2) Bias–Variance Tradeoff (Regression)

For squared loss:

\[\mathbb E[(y-\hat f(x))^2] = (\mathbb E[\hat f(x)] - f(x))^2 + \mathbb Var[\hat f(x)] + \sigma^2. \]
  • Underfitting → high bias, low variance (too simple).
  • Overfitting → low bias, high variance (too complex).

Visualization:
Bias–Variance Curve


3) Evaluation Metrics

3.1 Regression Metrics

Metric Formula Interpretation
MAE \(\frac{1}{n}\sum_i\|y_i - \hat y_i\|\) Average absolute error
MSE \(\frac{1}{n}\sum_i (y_i - \hat y_i)^2\) Penalizes large errors
RMSE \(\sqrt{\text{MSE}} \) Root of MSE
\( 1 - \frac{\sum_i (y_i-\hat y_i)^2}{\sum_i (y_i-\bar y)^2}\) Variance explained

Manual example (tiny):
True: [2, 3, 5, 4, 7], Pred: [2.0, 3.1, 4.2, 5.3, 6.4] → MAE=0.56, MSE=0.54, RMSE≈0.73, R²≈0.82


3.2 Classification Metrics

Confusion matrix (binary):

Predicted + Predicted -
Actual + TP FN
Actual - FP TN
  • Accuracy: \( \frac{TP+TN}{TP+FP+TN+FN} \)
  • Precision: \( \frac{TP}{TP+FP} \)
  • Recall (TPR): \( \frac{TP}{TP+FN} \)
  • F1: \( 2\cdot \frac{PR}{P+R} \)
  • AUC: area under ROC curve (threshold-independent).

4) Cross-Validation

k‑Fold Cross Validation: Divide data into k folds; train on k−1 and validate on the remaining fold.

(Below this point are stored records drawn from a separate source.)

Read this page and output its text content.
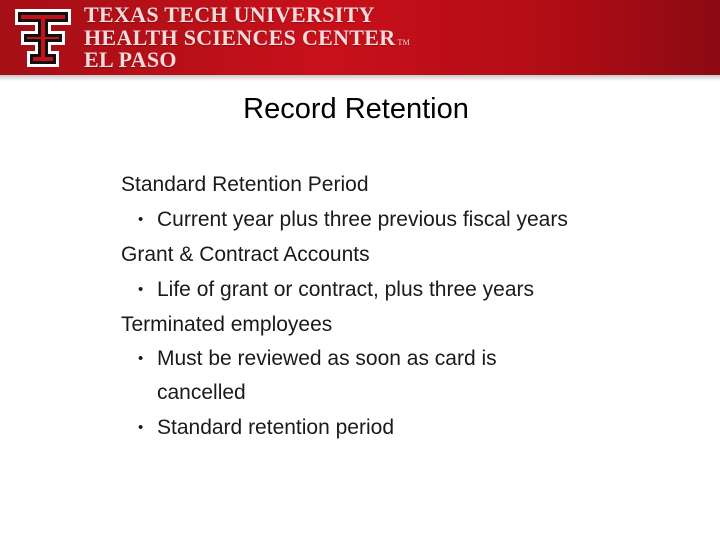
TEXAS TECH UNIVERSITY
HEALTH SCIENCES CENTER TM
EL PASO
Record Retention
Standard Retention Period
• Current year plus three previous fiscal years
Grant & Contract Accounts
• Life of grant or contract, plus three years
Terminated employees
• Must be reviewed as soon as card is cancelled
• Standard retention period
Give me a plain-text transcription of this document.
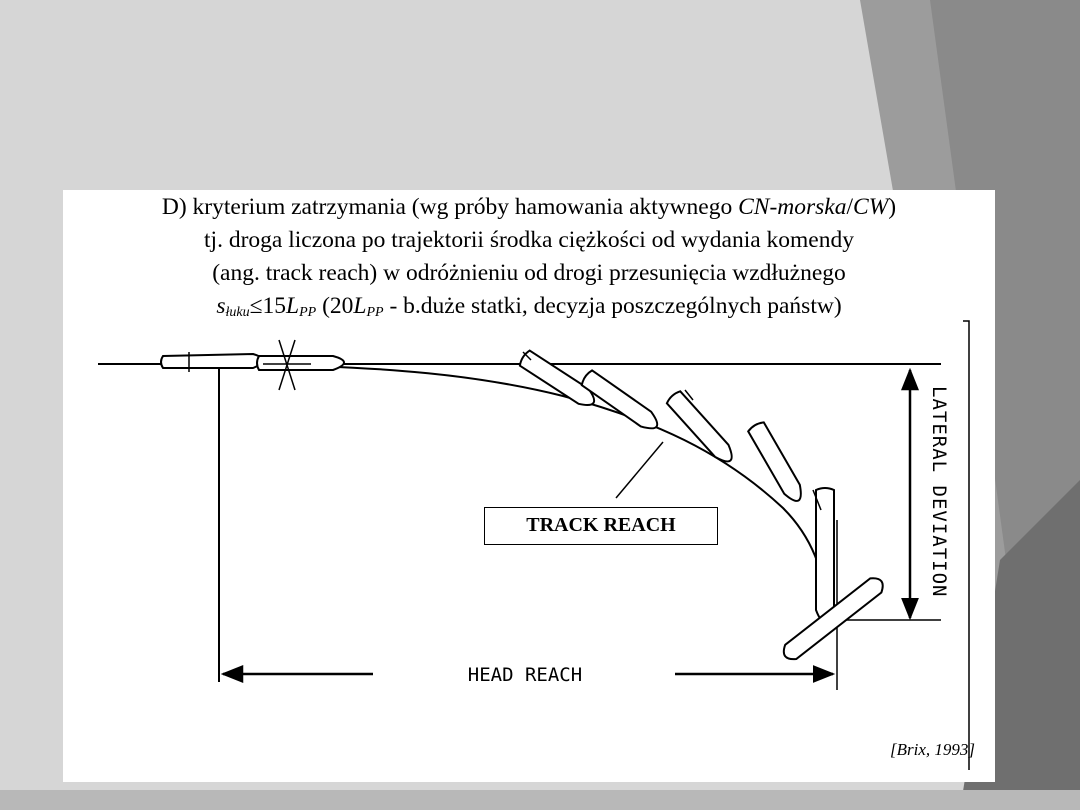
D) kryterium zatrzymania (wg próby hamowania aktywnego CN-morska/CW)
tj. droga liczona po trajektorii środka ciężkości od wydania komendy
(ang. track reach) w odróżnieniu od drogi przesunięcia wzdłużnego
$s_{łuku}\le 15L_{PP}$ ($20L_{PP}$ - b.duże statki, decyzja poszczególnych państw)
LATERAL DEVIATION
HEAD REACH
TRACK REACH
[Brix, 1993]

\[\hat S_{\text{CV}} = \frac{1}{k}\sum_{j=1}^k S(\hat f^{(-j)}, V_j) \]
  • Stratified CV: keeps class balance (classification).
  • LOOCV: each fold has one sample; high variance.

Visualization:
Cross-Validation Scores


5) Overfitting vs Underfitting – Quick Guide

Situation Train Error Validation Error Description
Underfitting High High Model too simple
Overfitting Low High Model too complex
Good Fit Low Low Balanced generalization

6) Practice Questions

  1. Derive the bias–variance decomposition for squared loss.
  2. Explain why test data must remain untouched until final evaluation.
  3. Demonstrate k-fold CV on small data by hand.
  4. Compute Accuracy, Precision, Recall, and F1 from a confusion matrix.
  5. Explain how cross-validation mitigates overfitting.